Chairlift: “Frigid Spring”


Patrick: “Hmmm…yes, yes…I see what you mean.” Caroline: It is, indeed, ‘something’ — I’m certain of that now. Patrick: “But let’s not let on what it is, and continue to look enigmatically away from the camera.” Caroline: “Yes, let’s.”

Since I wasn’t able to get this posted yesterday, I’m taking the unprecedented step of turning New Music Monday into New Music Tuesday. Or “New Mu Tue,” as I like to call it.

And today’s Reselection is a seasonally appropriate one at that, at least here in the Northwest, as the ski slopes are in full swing now: the band known as Chairlift, with a song called “Frigid Spring.” It’s from their album, Something, released in January of 2012, once again showing me to be quite the procrastinator, because it just gets in under my self-imposed 1-year limit for New Music Monday/Tuesday. As I seem to do this quite frequently, maybe I should just call it “One-Year-Old Music Monday” — that would certainly be a novel concept, no?

Something is chock full of Eighties New Wave sounds, filtered through the lens of today’s indie scene. Chairlift is a Brooklyn duo comprised of Caroline Polachek and Patrick Wimberly, and the two are very astute students of ’80s electronic pop — the influence of bands like Heaven 17, Yaz, Depeche Mode, A-ha, and the Thompson Twins make themselves apparent, but the album is far better than such a now-dated amalgam might suggest. Polachek’s soaring vocals carry the songs above their synth-pop leanings into more organic territory, the way that Alison Moyet’s did for Yaz (but minus Moyet’s more strident style).
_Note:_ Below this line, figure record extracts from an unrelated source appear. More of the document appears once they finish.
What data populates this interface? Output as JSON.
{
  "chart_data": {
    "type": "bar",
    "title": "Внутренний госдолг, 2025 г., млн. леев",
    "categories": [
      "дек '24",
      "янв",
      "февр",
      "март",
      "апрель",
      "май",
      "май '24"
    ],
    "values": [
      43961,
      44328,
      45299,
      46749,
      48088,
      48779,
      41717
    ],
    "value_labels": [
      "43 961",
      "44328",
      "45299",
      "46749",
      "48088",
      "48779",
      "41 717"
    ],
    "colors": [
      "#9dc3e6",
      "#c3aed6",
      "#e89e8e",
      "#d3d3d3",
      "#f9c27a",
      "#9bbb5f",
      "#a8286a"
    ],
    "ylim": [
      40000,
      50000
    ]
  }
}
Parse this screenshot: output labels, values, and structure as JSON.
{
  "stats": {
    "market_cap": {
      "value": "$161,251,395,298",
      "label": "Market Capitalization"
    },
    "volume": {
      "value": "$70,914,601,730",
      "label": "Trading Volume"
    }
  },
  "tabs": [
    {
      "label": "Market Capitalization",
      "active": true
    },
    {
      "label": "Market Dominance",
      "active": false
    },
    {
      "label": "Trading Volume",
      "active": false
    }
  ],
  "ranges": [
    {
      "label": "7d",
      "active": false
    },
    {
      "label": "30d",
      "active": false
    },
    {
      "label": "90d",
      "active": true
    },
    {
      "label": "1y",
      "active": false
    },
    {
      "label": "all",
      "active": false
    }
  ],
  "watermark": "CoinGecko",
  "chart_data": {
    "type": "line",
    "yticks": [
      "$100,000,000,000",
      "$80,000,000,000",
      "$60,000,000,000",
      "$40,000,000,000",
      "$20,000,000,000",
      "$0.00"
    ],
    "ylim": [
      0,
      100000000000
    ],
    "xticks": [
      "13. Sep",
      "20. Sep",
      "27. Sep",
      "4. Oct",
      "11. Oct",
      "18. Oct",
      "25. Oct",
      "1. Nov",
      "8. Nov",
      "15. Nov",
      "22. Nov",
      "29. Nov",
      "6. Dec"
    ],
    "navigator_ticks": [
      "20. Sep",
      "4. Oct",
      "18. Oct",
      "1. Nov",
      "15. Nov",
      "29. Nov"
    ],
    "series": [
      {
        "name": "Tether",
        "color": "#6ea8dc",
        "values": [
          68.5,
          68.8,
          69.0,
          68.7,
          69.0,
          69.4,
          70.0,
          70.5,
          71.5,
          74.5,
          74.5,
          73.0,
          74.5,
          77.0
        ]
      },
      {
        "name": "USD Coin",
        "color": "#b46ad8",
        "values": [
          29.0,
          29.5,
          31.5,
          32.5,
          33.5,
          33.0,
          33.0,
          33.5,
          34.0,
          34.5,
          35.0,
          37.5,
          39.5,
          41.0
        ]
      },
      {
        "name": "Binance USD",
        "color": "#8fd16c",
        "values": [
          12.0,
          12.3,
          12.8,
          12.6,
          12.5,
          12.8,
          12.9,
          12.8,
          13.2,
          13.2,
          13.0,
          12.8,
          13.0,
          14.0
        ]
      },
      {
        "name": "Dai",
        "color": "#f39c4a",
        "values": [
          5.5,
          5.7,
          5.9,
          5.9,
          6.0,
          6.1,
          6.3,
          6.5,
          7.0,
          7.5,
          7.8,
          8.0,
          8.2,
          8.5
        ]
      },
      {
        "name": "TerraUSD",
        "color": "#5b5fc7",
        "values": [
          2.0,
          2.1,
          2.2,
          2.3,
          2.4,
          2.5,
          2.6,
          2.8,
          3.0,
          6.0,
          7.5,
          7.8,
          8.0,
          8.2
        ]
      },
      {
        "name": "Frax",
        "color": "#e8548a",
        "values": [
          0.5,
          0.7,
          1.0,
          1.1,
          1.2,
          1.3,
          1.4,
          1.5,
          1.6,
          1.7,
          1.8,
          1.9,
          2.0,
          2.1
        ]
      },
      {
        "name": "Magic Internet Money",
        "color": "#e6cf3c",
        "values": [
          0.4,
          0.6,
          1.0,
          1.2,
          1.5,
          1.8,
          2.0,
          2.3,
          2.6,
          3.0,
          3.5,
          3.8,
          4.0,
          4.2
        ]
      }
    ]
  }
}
“Frigid Spring” is the most acoustic song on the album, and it finds Chairlift beautifully channeling Siouxsie and the Banshees by way of the Cocteau Twins. (The way Polachek sings “Riding the ride and unleashing the tide/Of a maiden’s mood swing” in the chorus is pure Siouxsie Sioux.) The melody is gorgeous, and the haunting production is the cherry on the sundae. Building upon songs like this and refining their musical personality to make it even more distinctly their own should help Chairlift ride their way to the Top of the Indie Pops mountain in the not-too-distant future.